I wrote this originally for Candid Slice but thought it is a great story for this day and age.
Last week I bought a solar energy powered sunflower to place on my car’s dashboard. It reminded me of the one I had last year. I remembered how seeing it dance as the sun charged its battery made me smile. So it seemed at that moment to be a good thing to do.
The next weekend while in Greenville, South Carolina, I visited my friend, Renee’ and her four year old son. We enjoyed shopping together and sharing lunch. As we prepared to part ways, her son buckled himself into his seat. I suddenly had an idea. Maybe her four year-old son might like the sunflower.
Unsure of his interest in such a present I asked Renee’ if she thought he would like it. She smiled and told me how the cute fellow had wanted one just like it the other day but for whatever reason they had not purchased it. So I happily gave the flower to her to give to her child. As they drove off I saw a little face smiling from the window at me and a hand waving goodbye. I felt very happy that I had given him the dancing flower.
Monday, on the way home, I visited my cousin, Connie and her husband in their home near Charlotte. As I was leaving she said, “Wait a minute, I have a little something for you.”
When she came back she handed me a solar energy sunflower, but not just any solar energy flower. It was exactly like the one I had given to my friend’s son!
What we do comes back to us in some way or other. Call it Karma or call it the consequences of our actions.
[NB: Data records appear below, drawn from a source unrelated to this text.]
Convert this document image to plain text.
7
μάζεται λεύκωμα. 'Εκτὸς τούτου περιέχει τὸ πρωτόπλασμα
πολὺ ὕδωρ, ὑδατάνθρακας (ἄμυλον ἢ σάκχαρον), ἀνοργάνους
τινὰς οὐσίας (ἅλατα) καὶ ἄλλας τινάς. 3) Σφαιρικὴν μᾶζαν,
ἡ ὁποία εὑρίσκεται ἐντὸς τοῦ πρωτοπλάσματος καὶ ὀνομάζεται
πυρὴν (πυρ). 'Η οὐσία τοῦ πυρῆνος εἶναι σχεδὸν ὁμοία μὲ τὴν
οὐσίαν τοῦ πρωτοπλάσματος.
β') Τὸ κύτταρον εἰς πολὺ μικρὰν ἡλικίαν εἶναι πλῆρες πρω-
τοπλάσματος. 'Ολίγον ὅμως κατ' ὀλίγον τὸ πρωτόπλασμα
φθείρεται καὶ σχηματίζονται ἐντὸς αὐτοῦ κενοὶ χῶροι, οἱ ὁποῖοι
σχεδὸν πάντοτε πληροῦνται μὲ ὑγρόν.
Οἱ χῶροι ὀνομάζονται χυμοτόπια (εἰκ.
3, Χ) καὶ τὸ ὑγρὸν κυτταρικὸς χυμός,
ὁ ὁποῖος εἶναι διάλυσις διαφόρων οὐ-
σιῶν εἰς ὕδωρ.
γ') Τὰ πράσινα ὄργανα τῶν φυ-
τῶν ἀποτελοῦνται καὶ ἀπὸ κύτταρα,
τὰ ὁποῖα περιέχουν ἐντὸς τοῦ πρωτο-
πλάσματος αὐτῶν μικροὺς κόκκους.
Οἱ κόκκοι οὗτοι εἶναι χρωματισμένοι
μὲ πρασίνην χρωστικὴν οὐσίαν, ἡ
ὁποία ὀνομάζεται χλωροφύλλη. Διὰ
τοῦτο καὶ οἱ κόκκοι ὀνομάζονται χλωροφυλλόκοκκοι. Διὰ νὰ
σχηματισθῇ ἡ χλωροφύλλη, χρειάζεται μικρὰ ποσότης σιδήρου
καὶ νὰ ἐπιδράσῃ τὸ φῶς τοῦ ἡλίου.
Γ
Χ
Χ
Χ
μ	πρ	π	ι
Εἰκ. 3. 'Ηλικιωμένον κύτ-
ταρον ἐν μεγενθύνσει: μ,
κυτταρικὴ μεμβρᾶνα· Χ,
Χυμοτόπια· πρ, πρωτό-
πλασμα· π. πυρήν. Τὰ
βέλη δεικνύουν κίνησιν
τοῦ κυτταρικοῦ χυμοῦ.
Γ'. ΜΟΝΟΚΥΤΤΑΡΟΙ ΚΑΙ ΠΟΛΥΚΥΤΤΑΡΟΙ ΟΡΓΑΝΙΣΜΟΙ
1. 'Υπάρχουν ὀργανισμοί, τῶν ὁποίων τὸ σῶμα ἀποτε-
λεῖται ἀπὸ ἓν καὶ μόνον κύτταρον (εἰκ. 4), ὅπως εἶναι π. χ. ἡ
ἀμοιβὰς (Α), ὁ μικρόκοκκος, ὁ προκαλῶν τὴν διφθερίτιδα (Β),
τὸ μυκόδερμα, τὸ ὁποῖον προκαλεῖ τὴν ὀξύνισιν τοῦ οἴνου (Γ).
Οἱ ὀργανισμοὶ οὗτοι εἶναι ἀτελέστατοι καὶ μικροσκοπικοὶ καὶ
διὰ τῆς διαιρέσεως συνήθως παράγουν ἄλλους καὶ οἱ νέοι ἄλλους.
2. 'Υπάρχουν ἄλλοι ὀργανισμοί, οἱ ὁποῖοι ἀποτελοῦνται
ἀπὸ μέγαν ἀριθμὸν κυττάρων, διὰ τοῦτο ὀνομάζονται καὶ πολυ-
Or to use a more common expression, “What goes around, comes around.”
But I like this version better: “Cast your bread upon the waters, for you will find it after many days,” Ecclesiastes 11:1. Perhaps a better understanding of this verse comes from New Living Bible Translation (©2007): “Send your grain across the seas, and in time, profits will flow back to you.”
My “bread” did come back to me, but doubly so. I gave something to someone out of love and someone else gave it back to me out of love. So I gave and received a gift and love. All of this was bound together with the joy of sharing something with someone who had wanted it.
The truest and best gifts are the gifts given freely and without expectation of a reward or return.